The search giant wants more people to use its no-frills Cardboard headset. How? By helping software developers build virtual reality apps for Google's main rival.

Google released software tools that help programmers write Cardboard apps for iPhones.

Google wants everyone to wear cardboard boxes on their faces. It wants that so much that it's just announced a plan to make it easier for Apple iPhone developers to write VR apps.

That's a big deal because, first, the iPhone is the biggest rival to phones powered by Google's Android mobile operating system, and second, until now there hasn't really been an easy way for coders to build virtual reality apps that you can view with Cardboard using an iPhone.

Google embraced Apple's tech more fully on Wednesday by releasing a software development kit for iPhones. An SDK is techspeak for a set of software tools to help programmers write apps that take advantage of specific features in different devices.

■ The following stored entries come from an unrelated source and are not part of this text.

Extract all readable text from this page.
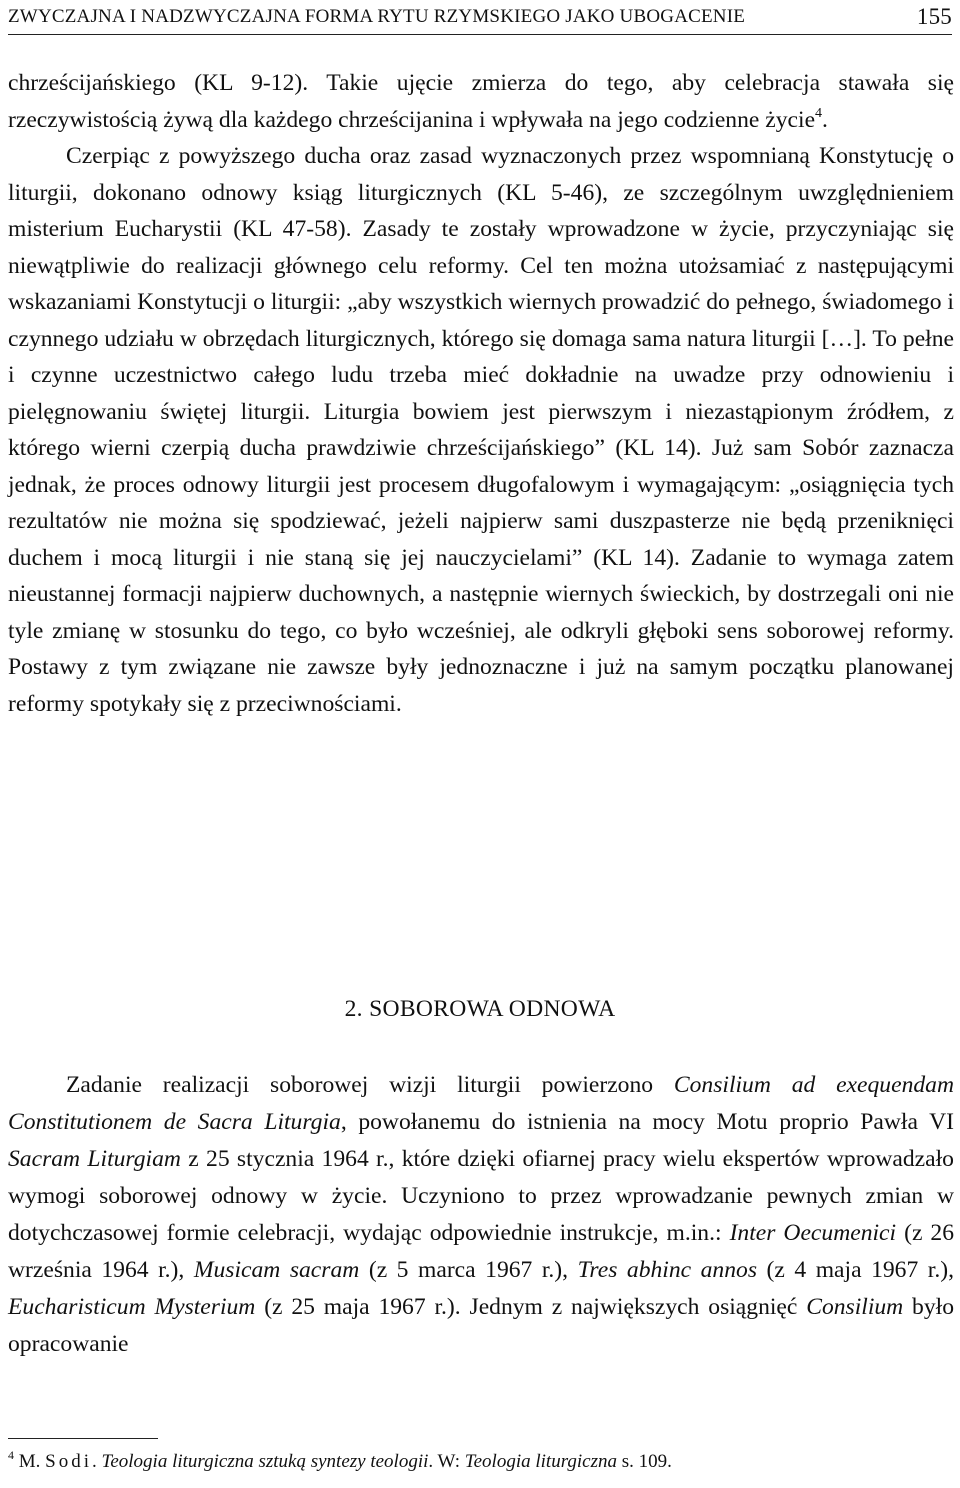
ZWYCZAJNA I NADZWYCZAJNA FORMA RYTU RZYMSKIEGO JAKO UBOGACENIE	155

chrześcijańskiego (KL 9-12). Takie ujęcie zmierza do tego, aby celebracja stawała się rzeczywistością żywą dla każdego chrześcijanina i wpływała na jego codzienne życie$^4$.

Czerpiąc z powyższego ducha oraz zasad wyznaczonych przez wspomnianą Konstytucję o liturgii, dokonano odnowy ksiąg liturgicznych (KL 5-46), ze szczególnym uwzględnieniem misterium Eucharystii (KL 47-58). Zasady te zostały wprowadzone w życie, przyczyniając się niewątpliwie do realizacji głównego celu reformy. Cel ten można utożsamiać z następującymi wskazaniami Konstytucji o liturgii: „aby wszystkich wiernych prowadzić do pełnego, świadomego i czynnego udziału w obrzędach liturgicznych, którego się domaga sama natura liturgii […]. To pełne i czynne uczestnictwo całego ludu trzeba mieć dokładnie na uwadze przy odnowieniu i pielęgnowaniu świętej liturgii. Liturgia bowiem jest pierwszym i niezastąpionym źródłem, z którego wierni czerpią ducha prawdziwie chrześcijańskiego” (KL 14). Już sam Sobór zaznacza jednak, że proces odnowy liturgii jest procesem długofalowym i wymagającym: „osiągnięcia tych rezultatów nie można się spodziewać, jeżeli najpierw sami duszpasterze nie będą przeniknięci duchem i mocą liturgii i nie staną się jej nauczycielami” (KL 14). Zadanie to wymaga zatem nieustannej formacji najpierw duchownych, a następnie wiernych świeckich, by dostrzegali oni nie tyle zmianę w stosunku do tego, co było wcześniej, ale odkryli głęboki sens soborowej reformy. Postawy z tym związane nie zawsze były jednoznaczne i już na samym początku planowanej reformy spotykały się z przeciwnościami.

2. SOBOROWA ODNOWA

Zadanie realizacji soborowej wizji liturgii powierzono Consilium ad exequendam Constitutionem de Sacra Liturgia, powołanemu do istnienia na mocy Motu proprio Pawła VI Sacram Liturgiam z 25 stycznia 1964 r., które dzięki ofiarnej pracy wielu ekspertów wprowadzało wymogi soborowej odnowy w życie. Uczyniono to przez wprowadzanie pewnych zmian w dotychczasowej formie celebracji, wydając odpowiednie instrukcje, m.in.: Inter Oecumenici (z 26 września 1964 r.), Musicam sacram (z 5 marca 1967 r.), Tres abhinc annos (z 4 maja 1967 r.), Eucharisticum Mysterium (z 25 maja 1967 r.). Jednym z największych osiągnięć Consilium było opracowanie

$^4$ M. Sodi. Teologia liturgiczna sztuką syntezy teologii. W: Teologia liturgiczna s. 109.
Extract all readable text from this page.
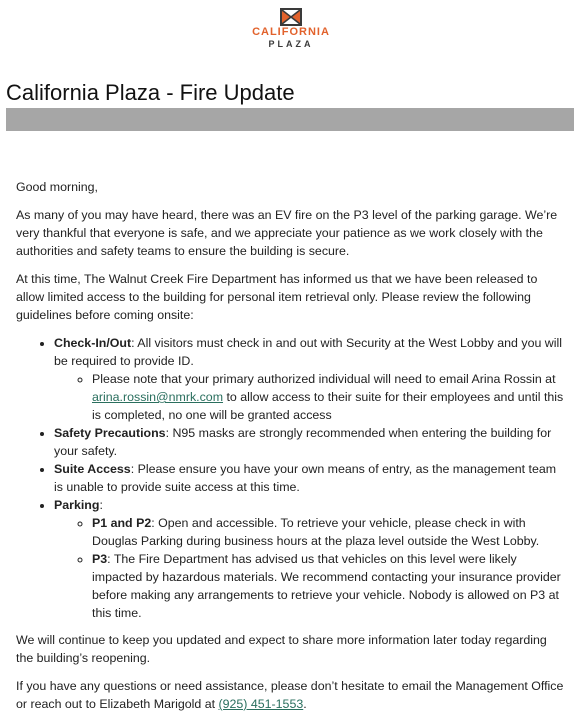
CALIFORNIA
PLAZA
California Plaza - Fire Update

Good morning,

As many of you may have heard, there was an EV fire on the P3 level of the parking garage. We’re very thankful that everyone is safe, and we appreciate your patience as we work closely with the authorities and safety teams to ensure the building is secure.

At this time, The Walnut Creek Fire Department has informed us that we have been released to allow limited access to the building for personal item retrieval only. Please review the following guidelines before coming onsite:

• Check-In/Out: All visitors must check in and out with Security at the West Lobby and you will be required to provide ID.
◦ Please note that your primary authorized individual will need to email Arina Rossin at arina.rossin@nmrk.com to allow access to their suite for their employees and until this is completed, no one will be granted access
• Safety Precautions: N95 masks are strongly recommended when entering the building for your safety.
• Suite Access: Please ensure you have your own means of entry, as the management team is unable to provide suite access at this time.
• Parking:
◦ P1 and P2: Open and accessible. To retrieve your vehicle, please check in with Douglas Parking during business hours at the plaza level outside the West Lobby.
◦ P3: The Fire Department has advised us that vehicles on this level were likely impacted by hazardous materials. We recommend contacting your insurance provider before making any arrangements to retrieve your vehicle. Nobody is allowed on P3 at this time.

We will continue to keep you updated and expect to share more information later today regarding the building’s reopening.

If you have any questions or need assistance, please don’t hesitate to email the Management Office or reach out to Elizabeth Marigold at (925) 451-1553.
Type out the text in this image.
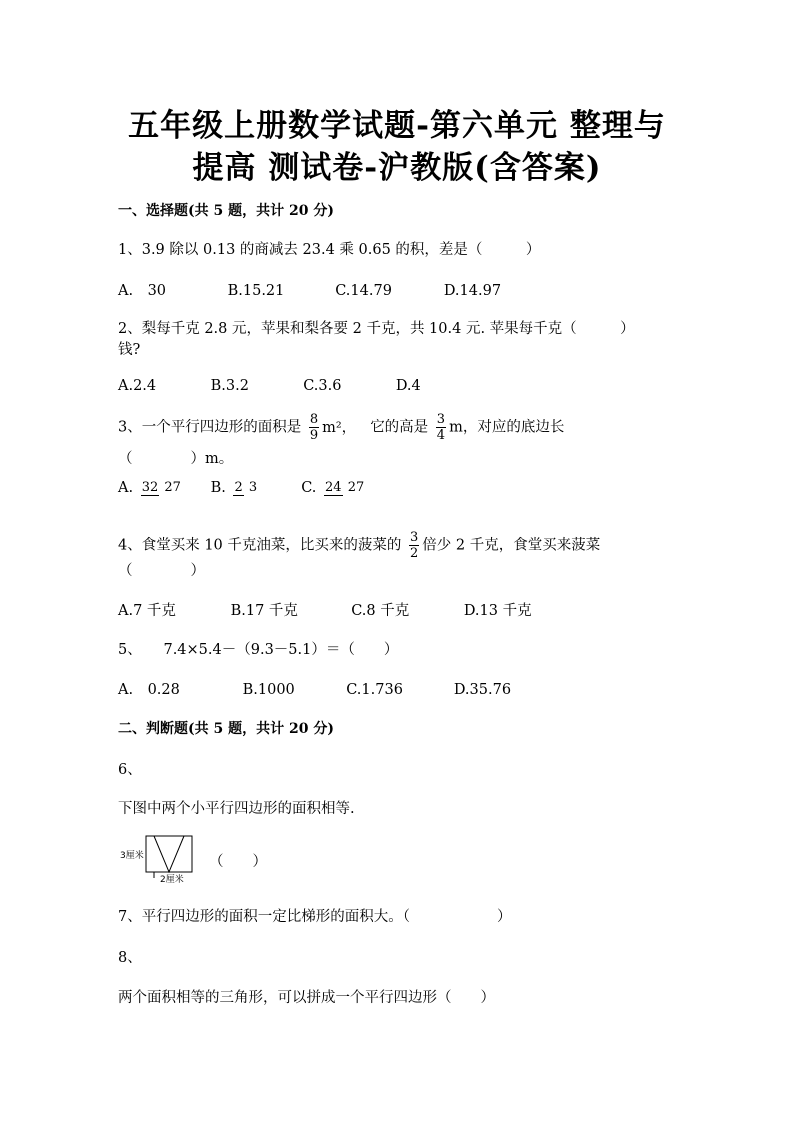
五年级上册数学试题-第六单元 整理与
提高 测试卷-沪教版(含答案)
一、选择题(共 5 题，共计 20 分)
1、3.9 除以 0.13 的商减去 23.4 乘 0.65 的积，差是（　　　）
A.　30	B.15.21	C.14.79	D.14.97
2、梨每千克 2.8 元，苹果和梨各要 2 千克，共 10.4 元. 苹果每千克（　　　）
钱?
A.2.4	B.3.2	C.3.6	D.4
3、一个平行四边形的面积是 $\frac{8}{9} m^2$， 它的高是 $\frac{3}{4}$ m，对应的底边长
（　　　　）m。
A. 32 27 B. 2 3	C. 24 27
4、食堂买来 10 千克油菜，比买来的菠菜的 $\frac{3}{2}$ 倍少 2 千克，食堂买来菠菜
（　　　　）
A.7 千克	B.17 千克	C.8 千克	D.13 千克
5、　　7.4×5.4－（9.3－5.1）＝（　　）
A.　0.28	B.1000	C.1.736	D.35.76
二、判断题(共 5 题，共计 20 分)
6、
下图中两个小平行四边形的面积相等.
3厘米
2厘米
（　　）
7、平行四边形的面积一定比梯形的面积大。（　　　　　　）
8、
两个面积相等的三角形，可以拼成一个平行四边形（　　）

When it comes to VR, Google's approach is no frills -- its Cardboard headset is literally made of cardboard. Selling for about $25, it turns your smartphone into a VR screen. Cardboard apps are available both for phones running Android and for iPhones, which run Apple's iOS mobile software. Android and iOS are the two most popular mobile operating systems, running on about 97 percent of the world's phones.

The new set of tools lets software developers more easily embed 360-degree videos -- which let people look up, down and around in a video scene -- into their iPhone and Android apps, as well as on the Web. Think a travel app letting you experience a deep-sea dive or a real estate app letting you virtually tour an apartment.

Google's push for VR on iPhones is just the latest in Silicon Valley's love affair with the nascent technology of virtual reality. Earlier this week, Facebook began selling the consumer version of its Oculus Rift VR headset. Last November, Samsung released goggles called the Gear VR as part of a partnership with Oculus.

Google isn't done with Cardboard. In May, the search giant is expected to release an updated version that may ditch the titular cardboard for plastic. It could also introduce an entirely new device that doesn't use a phone screen as the viewer.